Déjà, sur papier, l’idée de Poupoupidou était alléchante. Pour raconter avec dérision le destin tragique d’une starlette locale du point de vue d’un écrivain désabusé en manque d’inspiration, il fallait une sacrée dose d’imagination.
C’est le cas du réalisateur Gérald Hustache-Mathieu, qui continue d’imposer son univers singulier après le délicat Avril, sorti en 2006. Le cinéaste n’a pas hésité cette fois à se frotter à des références prestigieuses comme les frères Coen ou David Lynch pour construire son «polar d’amour».
Les paysages de Mouthe, petite bourgade perdue dans le Jura où se déroule l’intrigue, évoquent ainsi parfois les grands espaces lumineux de l’Alaska. «Je trouve que le cinéma français manque parfois d’audace», confie celui qui se dit malgré tout «en concurrence déloyale avec le cinéma américain et ses mythes, ses couleurs, ses personnages, sa grammaire face auxquels il est difficile de faire le poids».
En plus d’installer une ambiance captivante digne des meilleurs thrillers de James Ellroy, le réalisateur français ose s’attaquer à Marilyn Monroe en faisant passer son héroïne, jouée par Sophie Quinton, pour sa réincarnation. Une idée ambitieuse qui cadre avec la volonté du réalisateur de «donner du plaisir au spectateur».

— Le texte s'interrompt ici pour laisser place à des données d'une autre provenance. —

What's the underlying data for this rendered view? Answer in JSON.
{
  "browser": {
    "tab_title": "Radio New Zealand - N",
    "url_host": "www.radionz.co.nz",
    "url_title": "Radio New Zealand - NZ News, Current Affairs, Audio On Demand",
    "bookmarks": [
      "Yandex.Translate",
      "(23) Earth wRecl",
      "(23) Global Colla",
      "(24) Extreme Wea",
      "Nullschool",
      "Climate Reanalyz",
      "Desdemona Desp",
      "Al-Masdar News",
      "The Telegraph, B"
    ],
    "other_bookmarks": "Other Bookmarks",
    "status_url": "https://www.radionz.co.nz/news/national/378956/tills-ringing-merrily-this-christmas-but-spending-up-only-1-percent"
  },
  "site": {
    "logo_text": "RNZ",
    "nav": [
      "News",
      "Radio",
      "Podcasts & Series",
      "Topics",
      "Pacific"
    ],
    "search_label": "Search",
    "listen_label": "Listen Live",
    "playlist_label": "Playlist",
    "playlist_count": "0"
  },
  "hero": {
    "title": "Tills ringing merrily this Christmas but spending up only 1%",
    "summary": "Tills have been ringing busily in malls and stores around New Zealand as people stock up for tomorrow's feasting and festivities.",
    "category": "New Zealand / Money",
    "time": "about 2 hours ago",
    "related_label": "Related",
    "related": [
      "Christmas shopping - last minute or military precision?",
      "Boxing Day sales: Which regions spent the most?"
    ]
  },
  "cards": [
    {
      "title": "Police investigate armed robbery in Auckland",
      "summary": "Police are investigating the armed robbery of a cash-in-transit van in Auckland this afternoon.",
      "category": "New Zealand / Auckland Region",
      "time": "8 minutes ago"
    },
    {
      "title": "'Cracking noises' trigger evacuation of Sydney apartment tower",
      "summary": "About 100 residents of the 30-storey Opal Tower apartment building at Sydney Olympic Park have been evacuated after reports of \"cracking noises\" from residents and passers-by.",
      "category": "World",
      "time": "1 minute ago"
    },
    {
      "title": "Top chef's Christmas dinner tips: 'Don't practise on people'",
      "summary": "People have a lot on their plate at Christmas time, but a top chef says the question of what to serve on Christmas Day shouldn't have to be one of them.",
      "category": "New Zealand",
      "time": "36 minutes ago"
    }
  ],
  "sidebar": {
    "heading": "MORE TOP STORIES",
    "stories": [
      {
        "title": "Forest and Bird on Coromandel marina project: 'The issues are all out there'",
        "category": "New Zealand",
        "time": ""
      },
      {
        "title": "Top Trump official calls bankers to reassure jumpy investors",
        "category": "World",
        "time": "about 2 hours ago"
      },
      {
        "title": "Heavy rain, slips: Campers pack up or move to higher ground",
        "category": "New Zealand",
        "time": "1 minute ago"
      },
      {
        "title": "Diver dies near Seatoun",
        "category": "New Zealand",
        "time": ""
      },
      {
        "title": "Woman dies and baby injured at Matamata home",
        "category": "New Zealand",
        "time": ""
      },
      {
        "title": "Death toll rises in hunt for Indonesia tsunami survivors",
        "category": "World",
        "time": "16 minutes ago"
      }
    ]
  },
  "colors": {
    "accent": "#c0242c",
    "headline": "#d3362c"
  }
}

«Ça peut paraître totalement inconscient, comme quelqu’un qui enfilerait des baskets pour gravir l’Everest. Cependant, quand on essaie de mener des combats aussi grands, on prend le risque d’échouer, mais le mythe peut aussi vous porter très haut», indique le cinéaste.

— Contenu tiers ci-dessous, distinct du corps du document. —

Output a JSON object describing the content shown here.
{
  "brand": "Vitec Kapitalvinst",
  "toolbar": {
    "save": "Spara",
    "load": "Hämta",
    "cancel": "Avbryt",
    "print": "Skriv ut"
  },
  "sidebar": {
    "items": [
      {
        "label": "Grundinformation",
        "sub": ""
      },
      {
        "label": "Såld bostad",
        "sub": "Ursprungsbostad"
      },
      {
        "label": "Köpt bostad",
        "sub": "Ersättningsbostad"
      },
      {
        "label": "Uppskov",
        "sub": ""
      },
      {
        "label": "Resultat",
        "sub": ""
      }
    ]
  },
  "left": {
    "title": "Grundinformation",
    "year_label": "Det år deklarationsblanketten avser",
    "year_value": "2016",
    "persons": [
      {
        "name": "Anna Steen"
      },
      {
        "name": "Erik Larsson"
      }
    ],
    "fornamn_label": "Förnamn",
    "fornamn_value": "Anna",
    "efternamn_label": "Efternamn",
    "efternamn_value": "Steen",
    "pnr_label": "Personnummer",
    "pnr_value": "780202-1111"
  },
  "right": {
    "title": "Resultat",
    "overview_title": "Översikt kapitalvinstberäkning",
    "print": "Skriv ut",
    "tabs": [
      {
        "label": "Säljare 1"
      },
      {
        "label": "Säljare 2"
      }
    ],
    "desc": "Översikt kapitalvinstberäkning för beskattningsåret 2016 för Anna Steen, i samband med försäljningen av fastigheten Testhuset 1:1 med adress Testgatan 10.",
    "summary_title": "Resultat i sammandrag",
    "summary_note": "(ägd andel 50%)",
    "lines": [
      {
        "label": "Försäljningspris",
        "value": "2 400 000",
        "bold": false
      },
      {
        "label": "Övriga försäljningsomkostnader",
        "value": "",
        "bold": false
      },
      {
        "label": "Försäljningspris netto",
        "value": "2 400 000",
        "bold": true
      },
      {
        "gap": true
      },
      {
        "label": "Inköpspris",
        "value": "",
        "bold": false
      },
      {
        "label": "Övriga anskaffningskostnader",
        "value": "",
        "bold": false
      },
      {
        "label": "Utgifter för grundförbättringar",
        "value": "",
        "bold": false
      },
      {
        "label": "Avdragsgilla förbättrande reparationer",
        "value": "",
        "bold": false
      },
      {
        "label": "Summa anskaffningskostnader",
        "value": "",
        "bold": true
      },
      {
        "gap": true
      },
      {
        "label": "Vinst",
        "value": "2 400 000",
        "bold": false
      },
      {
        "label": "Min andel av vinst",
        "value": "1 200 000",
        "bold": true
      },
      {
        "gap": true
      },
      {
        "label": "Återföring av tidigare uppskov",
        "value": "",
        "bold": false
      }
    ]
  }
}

Quid de la réputation fragile du cinéma hexagonal? «J’estime que ce sera toujours plus facile de filmer un flic du FBI qu’un gendarme à képi, et une Ford Mustang qu’une Clio grise. Mais j’aime l’idée qu’on puisse s’en sortir en soignant la forme, la lumière, les costumes et les couleurs», affirme le réalisateur.